Ransomware via Active Directory Lateral Movement
Initial phishing access escalated to domain compromise in under 4 hours via Kerberoasting and GPO-based deployment.
Attack timeline
**Hour 0:** Phishing email delivered to finance department. Macro-enabled document executed a PowerShell stager. Initial access established under the context of a finance analyst account with standard domain user permissions.
**Hour 0-1:** Discovery phase. The attacker enumerated service principal names across the domain using the compromised account. 23 service accounts with SPNs were identified. All were eligible for Kerberoasting.
**Hour 1:** Kerberoasting. Service tickets requested for all 23 accounts. Three hashes cracked within 2 minutes using a GPU rig and a targeted wordlist. The cracked account - svc_backup_prod - had Domain Admin membership via a nested group chain that predated the current IT team.

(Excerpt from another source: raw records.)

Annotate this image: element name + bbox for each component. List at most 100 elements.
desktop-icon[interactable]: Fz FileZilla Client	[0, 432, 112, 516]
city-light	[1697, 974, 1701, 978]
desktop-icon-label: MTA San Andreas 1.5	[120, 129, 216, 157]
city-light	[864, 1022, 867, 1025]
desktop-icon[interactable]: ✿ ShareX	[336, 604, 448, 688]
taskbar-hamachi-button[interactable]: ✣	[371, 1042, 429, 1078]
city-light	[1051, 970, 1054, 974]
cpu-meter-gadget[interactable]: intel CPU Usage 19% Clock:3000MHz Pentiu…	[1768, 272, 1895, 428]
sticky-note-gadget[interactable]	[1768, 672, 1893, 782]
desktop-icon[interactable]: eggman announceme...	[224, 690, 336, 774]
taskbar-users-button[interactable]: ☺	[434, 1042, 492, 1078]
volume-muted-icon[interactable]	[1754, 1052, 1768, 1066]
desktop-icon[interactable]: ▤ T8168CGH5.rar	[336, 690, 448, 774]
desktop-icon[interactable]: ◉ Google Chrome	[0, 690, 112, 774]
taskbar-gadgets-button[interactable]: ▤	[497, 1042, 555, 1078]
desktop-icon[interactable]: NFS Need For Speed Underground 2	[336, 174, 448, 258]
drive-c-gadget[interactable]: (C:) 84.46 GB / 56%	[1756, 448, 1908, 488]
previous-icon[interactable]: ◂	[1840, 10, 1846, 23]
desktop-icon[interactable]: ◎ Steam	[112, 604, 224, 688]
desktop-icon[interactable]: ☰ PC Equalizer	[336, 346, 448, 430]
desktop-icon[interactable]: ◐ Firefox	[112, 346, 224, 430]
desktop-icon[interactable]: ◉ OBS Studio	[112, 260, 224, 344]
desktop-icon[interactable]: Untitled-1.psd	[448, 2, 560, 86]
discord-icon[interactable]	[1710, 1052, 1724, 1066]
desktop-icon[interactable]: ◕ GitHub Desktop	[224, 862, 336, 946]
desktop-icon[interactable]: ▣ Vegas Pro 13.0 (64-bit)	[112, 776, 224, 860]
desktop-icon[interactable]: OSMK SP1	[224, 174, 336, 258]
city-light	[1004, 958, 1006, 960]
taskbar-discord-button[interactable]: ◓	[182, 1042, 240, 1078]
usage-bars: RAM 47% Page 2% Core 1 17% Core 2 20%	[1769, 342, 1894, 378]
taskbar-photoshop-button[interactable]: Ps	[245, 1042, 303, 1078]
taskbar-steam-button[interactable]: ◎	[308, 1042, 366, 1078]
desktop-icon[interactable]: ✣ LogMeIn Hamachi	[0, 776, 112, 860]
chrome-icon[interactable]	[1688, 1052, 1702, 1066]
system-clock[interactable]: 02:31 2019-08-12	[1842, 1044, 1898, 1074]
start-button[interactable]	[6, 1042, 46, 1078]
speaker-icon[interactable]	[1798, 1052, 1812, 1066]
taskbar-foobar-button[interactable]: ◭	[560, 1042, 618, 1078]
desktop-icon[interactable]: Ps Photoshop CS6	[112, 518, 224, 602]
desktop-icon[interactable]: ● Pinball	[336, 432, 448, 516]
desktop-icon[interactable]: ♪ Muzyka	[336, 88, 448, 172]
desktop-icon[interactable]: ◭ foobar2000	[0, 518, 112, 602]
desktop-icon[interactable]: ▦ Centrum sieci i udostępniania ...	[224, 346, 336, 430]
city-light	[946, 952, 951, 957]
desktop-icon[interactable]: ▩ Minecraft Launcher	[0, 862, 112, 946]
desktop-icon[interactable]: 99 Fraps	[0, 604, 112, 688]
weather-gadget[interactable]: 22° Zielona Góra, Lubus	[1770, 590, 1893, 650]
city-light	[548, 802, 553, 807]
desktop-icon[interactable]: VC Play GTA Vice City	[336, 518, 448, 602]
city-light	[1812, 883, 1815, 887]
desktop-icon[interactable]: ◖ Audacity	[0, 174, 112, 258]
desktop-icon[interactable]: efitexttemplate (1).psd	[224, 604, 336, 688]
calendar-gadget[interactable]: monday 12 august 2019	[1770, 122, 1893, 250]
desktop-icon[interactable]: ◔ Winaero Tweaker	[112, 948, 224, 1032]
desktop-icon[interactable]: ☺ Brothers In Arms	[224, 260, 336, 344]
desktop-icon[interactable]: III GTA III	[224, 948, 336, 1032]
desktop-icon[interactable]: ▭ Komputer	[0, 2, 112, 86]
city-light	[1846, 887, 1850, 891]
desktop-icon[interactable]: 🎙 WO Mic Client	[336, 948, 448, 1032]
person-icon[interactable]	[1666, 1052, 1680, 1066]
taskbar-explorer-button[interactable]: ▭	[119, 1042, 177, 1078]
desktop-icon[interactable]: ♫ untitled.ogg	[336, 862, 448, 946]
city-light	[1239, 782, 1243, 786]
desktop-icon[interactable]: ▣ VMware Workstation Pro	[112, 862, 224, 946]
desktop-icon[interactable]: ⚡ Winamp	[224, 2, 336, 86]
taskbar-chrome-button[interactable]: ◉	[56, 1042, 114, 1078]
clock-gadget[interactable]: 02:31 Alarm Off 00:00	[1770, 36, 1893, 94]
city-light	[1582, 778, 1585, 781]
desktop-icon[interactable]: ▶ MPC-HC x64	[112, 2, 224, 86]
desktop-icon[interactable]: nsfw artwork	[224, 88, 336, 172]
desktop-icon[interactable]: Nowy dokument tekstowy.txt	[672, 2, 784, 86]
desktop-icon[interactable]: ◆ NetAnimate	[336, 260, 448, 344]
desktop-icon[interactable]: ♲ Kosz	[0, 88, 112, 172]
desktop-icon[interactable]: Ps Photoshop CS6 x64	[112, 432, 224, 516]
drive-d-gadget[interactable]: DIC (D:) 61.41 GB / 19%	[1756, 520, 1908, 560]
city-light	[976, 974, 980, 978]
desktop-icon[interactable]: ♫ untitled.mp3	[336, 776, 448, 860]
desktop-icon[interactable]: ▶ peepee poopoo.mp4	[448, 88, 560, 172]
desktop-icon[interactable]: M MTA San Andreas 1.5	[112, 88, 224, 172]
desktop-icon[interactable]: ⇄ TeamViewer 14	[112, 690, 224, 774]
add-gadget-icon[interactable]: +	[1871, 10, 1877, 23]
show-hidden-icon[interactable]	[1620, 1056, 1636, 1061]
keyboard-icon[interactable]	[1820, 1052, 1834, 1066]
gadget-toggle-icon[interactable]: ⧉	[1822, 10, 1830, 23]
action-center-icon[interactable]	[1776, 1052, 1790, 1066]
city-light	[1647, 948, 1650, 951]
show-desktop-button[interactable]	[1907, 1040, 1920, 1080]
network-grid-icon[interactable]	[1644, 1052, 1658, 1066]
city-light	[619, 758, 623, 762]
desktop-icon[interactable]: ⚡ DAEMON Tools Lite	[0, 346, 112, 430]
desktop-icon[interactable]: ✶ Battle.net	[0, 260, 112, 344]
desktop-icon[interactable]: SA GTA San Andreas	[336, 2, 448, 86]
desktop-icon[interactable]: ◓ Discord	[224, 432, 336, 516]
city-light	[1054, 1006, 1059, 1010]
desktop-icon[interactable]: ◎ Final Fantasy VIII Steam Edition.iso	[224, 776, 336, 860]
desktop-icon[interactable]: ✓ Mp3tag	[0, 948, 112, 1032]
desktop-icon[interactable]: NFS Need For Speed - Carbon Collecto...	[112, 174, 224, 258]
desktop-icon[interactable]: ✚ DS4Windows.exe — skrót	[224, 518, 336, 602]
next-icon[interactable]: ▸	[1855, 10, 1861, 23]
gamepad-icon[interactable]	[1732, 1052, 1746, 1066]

**Hour 2-3:** Privilege escalation. With Domain Admin, the attacker enumerated all domain-joined endpoints. GPO modification used to deploy a ransomware payload via scheduled task. The payload was signed with a legitimate code-signing certificate acquired from a compromised build server.
**Hour 4:** Deployment. Ransomware executed across 347 endpoints simultaneously. Endpoint protection bypassed on 87% of machines because the GPO-deployed scheduled task ran under SYSTEM context before the EDR agent had loaded post-reboot.
Why it succeeded
Three compounding failures:
**Service account hygiene.** The cracked account had not had its password changed in 22 months. It was in a "will break something if we change it" category that nobody had resolved. It had Domain Admin through a group nesting path that appeared in no access review because the tooling reviewed direct group memberships, not transitive ones.
**No detection on Kerberoasting.** The environment had Splunk with a reasonable rule set. Kerberoasting detection was present for RC4 tickets. The cracked account used AES-256 by default; the rule did not fire. Volume-based detection would have caught it but had not been tuned.
**GPO as a deployment vector.** The detection stack had strong endpoint process monitoring. It had nothing monitoring GPO changes. The scheduled task creation happened at the domain controller level before any endpoint agent saw it.
What detection should have been
The Kerberoasting detection gap was closeable: a volume-based rule on TGS-REQ events from a single account within a short window would have flagged the bulk request. The GPO modification would have required DC-level event log monitoring (Event ID 5136, directory service changes) - present in most SIEM content libraries, not deployed in this environment.
The cascade from phishing to domain compromise in 4 hours is fast but not unusual. Each step used well-documented techniques with well-documented detection patterns. The issue was not that the patterns didn't exist; it was that they weren't deployed.